— by Michael Lombardi, CFP, MBA
Last month, I went on a limb when, as the stock rally was faltering, I predicted the Dow Jones Industrial Average would march on to the 10,000 level. My contemporaries here in the office thought I had lost it. And some of my most loyal readers called in politely suggesting that I get a tune-up for that old brain of mine.
Well, here we are. The Dow Jones is only 372 points away from reaching my 10,000 target. So, why, when most analysts were warning investors about the traditionally rocky months of September and October, was I predicting that the stock market rally had more life left in it?
Here is why I believed stock prices would go higher when I predicted Dow Jones 10,000 last month and why I still believe stocks have more room to move higher:
- Given the shock consumers, investors, businesses, the government, and the financial system have taken over the past 24 months, valuations mean very little right now. We are still dealing with the “fear” factor. And the stock market loves to climb a wall of worry.
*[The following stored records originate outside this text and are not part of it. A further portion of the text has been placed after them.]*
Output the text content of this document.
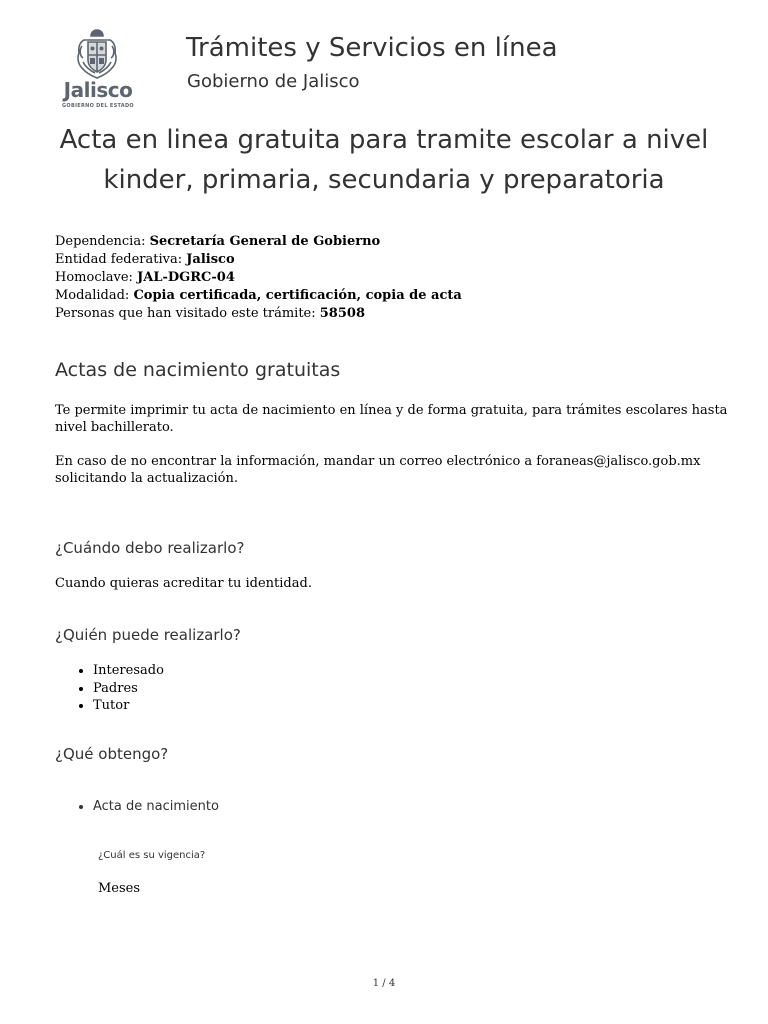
Jalisco
GOBIERNO DEL ESTADO
Trámites y Servicios en línea
Gobierno de Jalisco
Acta en linea gratuita para tramite escolar a nivel kinder, primaria, secundaria y preparatoria
Dependencia: Secretaría General de Gobierno
Entidad federativa: Jalisco
Homoclave: JAL-DGRC-04
Modalidad: Copia certificada, certificación, copia de acta
Personas que han visitado este trámite: 58508
Actas de nacimiento gratuitas
Te permite imprimir tu acta de nacimiento en línea y de forma gratuita, para trámites escolares hasta nivel bachillerato.
En caso de no encontrar la información, mandar un correo electrónico a foraneas@jalisco.gob.mx solicitando la actualización.
¿Cuándo debo realizarlo?
Cuando quieras acreditar tu identidad.
¿Quién puede realizarlo?
• Interesado
• Padres
• Tutor
¿Qué obtengo?
• Acta de nacimiento
¿Cuál es su vigencia?
Meses
1 / 4
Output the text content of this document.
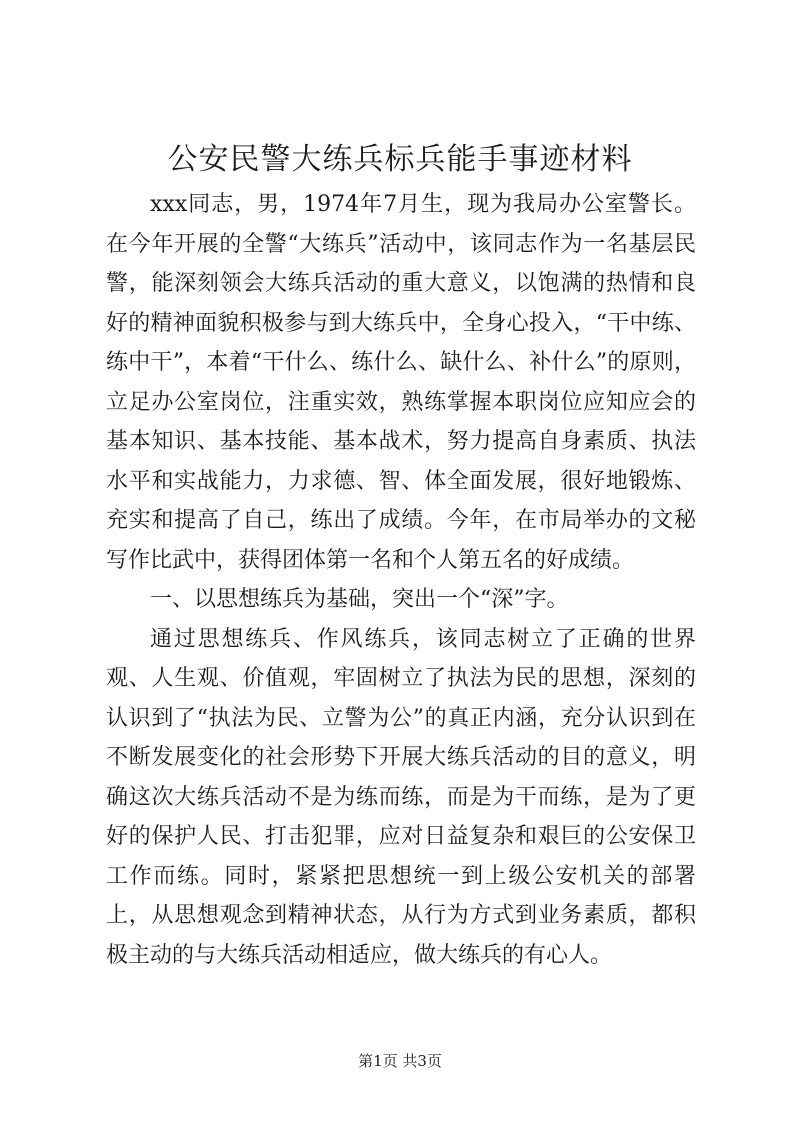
公安民警大练兵标兵能手事迹材料

xxx同志，男，1974年7月生，现为我局办公室警长。在今年开展的全警“大练兵”活动中，该同志作为一名基层民警，能深刻领会大练兵活动的重大意义，以饱满的热情和良好的精神面貌积极参与到大练兵中，全身心投入，“干中练、练中干”，本着“干什么、练什么、缺什么、补什么”的原则，立足办公室岗位，注重实效，熟练掌握本职岗位应知应会的基本知识、基本技能、基本战术，努力提高自身素质、执法水平和实战能力，力求德、智、体全面发展，很好地锻炼、充实和提高了自己，练出了成绩。今年，在市局举办的文秘写作比武中，获得团体第一名和个人第五名的好成绩。

一、以思想练兵为基础，突出一个“深”字。

通过思想练兵、作风练兵，该同志树立了正确的世界观、人生观、价值观，牢固树立了执法为民的思想，深刻的认识到了“执法为民、立警为公”的真正内涵，充分认识到在不断发展变化的社会形势下开展大练兵活动的目的意义，明确这次大练兵活动不是为练而练，而是为干而练，是为了更好的保护人民、打击犯罪，应对日益复杂和艰巨的公安保卫工作而练。同时，紧紧把思想统一到上级公安机关的部署上，从思想观念到精神状态，从行为方式到业务素质，都积极主动的与大练兵活动相适应，做大练兵的有心人。

第1页 共3页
- The amount of fiscal and monetary stimulus in the economy today is unprecedented. We will likely never see it again. Large corporations are able to borrow money for rates under three percent. The fat at these big American companies has been trimmed. And companies are starting to make money again.
- The Dow Jones Industrial Average fell like a rock from 14,164 in October 2007 to 6,440 on March 9, 2009. Drops in stock prices of that magnitude are always followed by equally as impressive rebounds. If the stock market was to regain 50% of its loss, the Dow Jones Industrial Average would trade at 10,300. From my studies, and as I have written before, a 50% retracement of a stock index’s sudden and sharp loss is often the norm.
- There is still too far pessimism in the market place. The bear cannot take more of people’s money until it first lures investors back into the stock market.
Once the Dow Jones is well above 10,000 and investors are again feeling good about the stock market and the economy (and the belief that the worst is behind us is most prevalent), that’s when the bear market will take the carpet out from under us again. But, for now, and since March 9, 2009, it’s been a great ride up to enjoy.
Michael’s Personal Notes:
My condolences to the thousands of families that were affected by the dire events that took place eight years ago today. Time goes by quickly. September 11, 2001, seems so long ago now. But for the families that lost loved ones that day, the pain continues. Yes, America is stronger now than it has ever been. More vigilant, more aware. But that will never bring back the thousands of beautiful people that lost their lives because of the terrorist attacks, most by simply following their daily routine. May their families find continued strength.
Where the Market Stands:
The Dow Jones Industrial Average is now up 9.7% for 2009. Most retail investors and money manager have missed the sharp advance the stock market has delivered from its low of March 9, 2009. See my lead article above. I believe that a level of 10,000 for the Dow Jones Industrial Average is in the cards.
What He Said:
“The Real Threat to the Economy: U.S. retail sales are falling, the producer price index is crashing, house prices, car prices are all falling — and no one is talking about deflation but me. Fed governors are still talking about inflation – they’ve got it wrong. There’s no need for me to get into the dangers of deflation, as I’ve written about them (many times) before. Let’s just put it this way: Deflation is about the worse economic state a country will experience. The risks to the U.S. economy in 2007 are greater than I’ve seen in years. Michael Lombardi in PROFIT CONFIDENTIAL, November 15, 2006. Michael was one of the first to warn of deflation. By late 2008, world economies were embedded in the worst state of deflation since the Great Depression.